In reply to the first part of the Question, I would refer my hon. Friend to the answer given to my hon. and gallant Friend the Member for Penrith and Cockermouth (Lieut.-Colonel Dower) on 23rd June. As for the second part, the position is that by an Order made in July, 1939, the Air Navigation (Consolidation) Order, 1923, was amended so as to limit the grant of a Class B (Public Transport) pilot's licence in the first instance to one type of aircraft, and to require the licence-holder to make a further application and undergo further tests before his licence could be extended to other types. A fee of two guineas was to be paid for each application for an extension. It has been impossible in wartime to undertake these flying tests, and so the new Order to which my hon. Friend refers, accordingly restores the status quo.

Would it not have been as well to have given this explanation at the start? Is the Minister aware that to understand the Order it is necessary to look at four different Acts of Parliament, including one passed in Queen Victoria's time? How can the ordinary person find out what this Order means?

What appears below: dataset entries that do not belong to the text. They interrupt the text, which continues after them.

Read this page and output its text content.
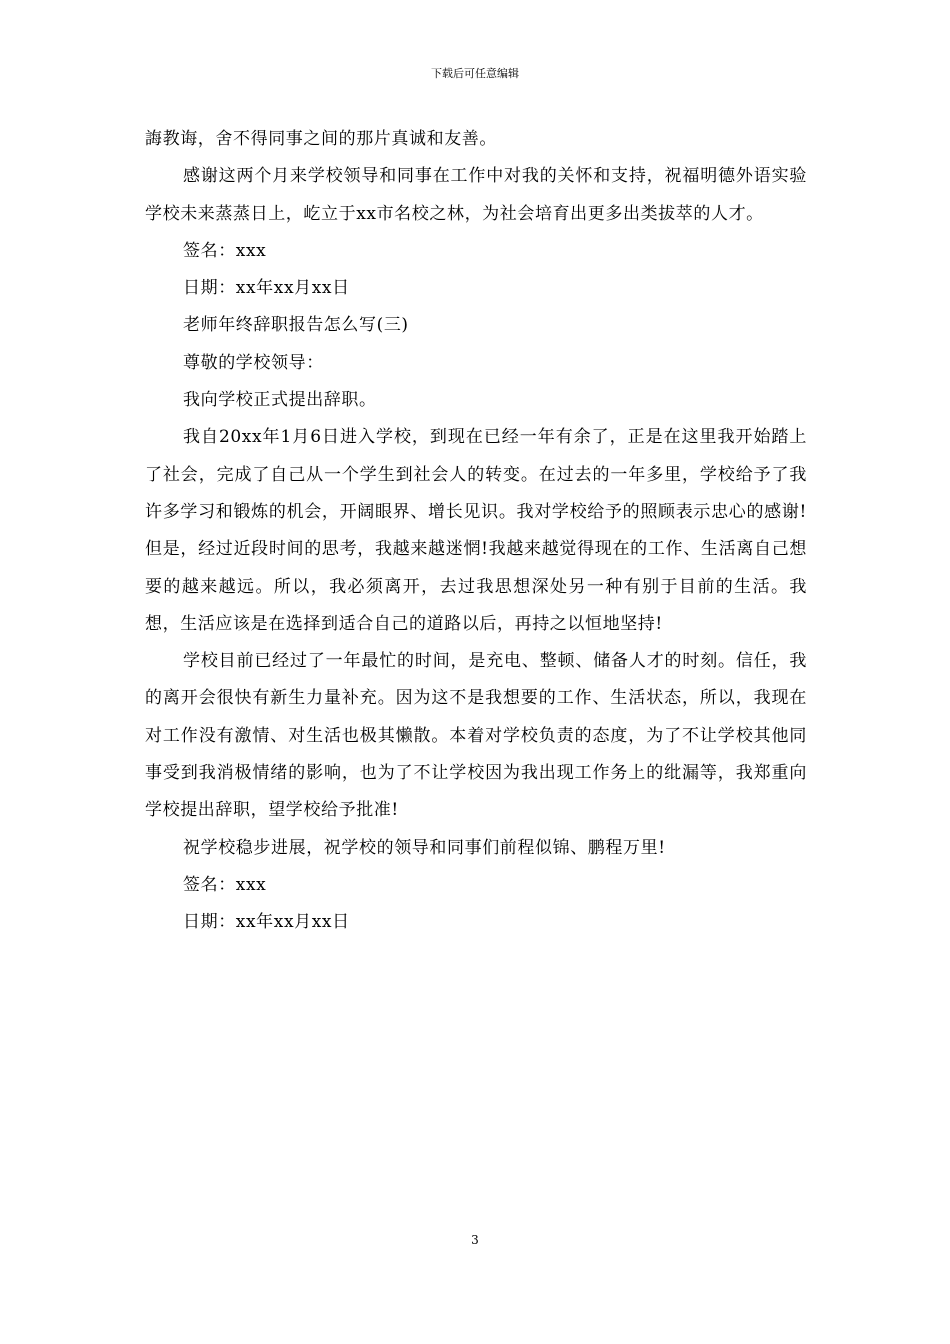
下载后可任意编辑

誨教诲，舍不得同事之间的那片真诚和友善。

感谢这两个月来学校领导和同事在工作中对我的关怀和支持，祝福明德外语实验学校未来蒸蒸日上，屹立于xx市名校之林，为社会培育出更多出类拔萃的人才。

签名：xxx

日期：xx年xx月xx日

老师年终辞职报告怎么写(三)

尊敬的学校领导：

我向学校正式提出辞职。

我自20xx年1月6日进入学校，到现在已经一年有余了，正是在这里我开始踏上了社会，完成了自己从一个学生到社会人的转变。在过去的一年多里，学校给予了我许多学习和锻炼的机会，开阔眼界、增长见识。我对学校给予的照顾表示忠心的感谢!但是，经过近段时间的思考，我越来越迷惘!我越来越觉得现在的工作、生活离自己想要的越来越远。所以，我必须离开，去过我思想深处另一种有别于目前的生活。我想，生活应该是在选择到适合自己的道路以后，再持之以恒地坚持!

学校目前已经过了一年最忙的时间，是充电、整顿、储备人才的时刻。信任，我的离开会很快有新生力量补充。因为这不是我想要的工作、生活状态，所以，我现在对工作没有激情、对生活也极其懒散。本着对学校负责的态度，为了不让学校其他同事受到我消极情绪的影响，也为了不让学校因为我出现工作务上的纰漏等，我郑重向学校提出辞职，望学校给予批准!

祝学校稳步进展，祝学校的领导和同事们前程似锦、鹏程万里!

签名：xxx

日期：xx年xx月xx日

3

The arrangement with regard to explanatory memoranda has been restricted to Defence Regulations. The reason is that to apply this procedure to a very large number of Departmental Orders made under the limited powers conferred by numerous Statutes would involve formidable practical difficulties. As I have already told my hon. and gallant Friend the Member for Penrith and Cockermouth, even if an explanatory memorandum is confined to a Defence Regulation, there is no reason why a Department should not try to make Orders in the simplest possible form.

Is it not the case that the undertaking given by the Home Secretary has been followed by many Departments, who have issued explanatory memoranda with all statutory Orders?

Having regard to a pledge given to me in the presence of a large number of Members, will my right hon. and gallant Friend reconsider the matter?

Does not the Minister realise that the formidable difficulties confronting his Department are even more appalling for a private citizen?

That is why I say that the Executive must be careful to make things as simple as possible and not complicate them as much as possible.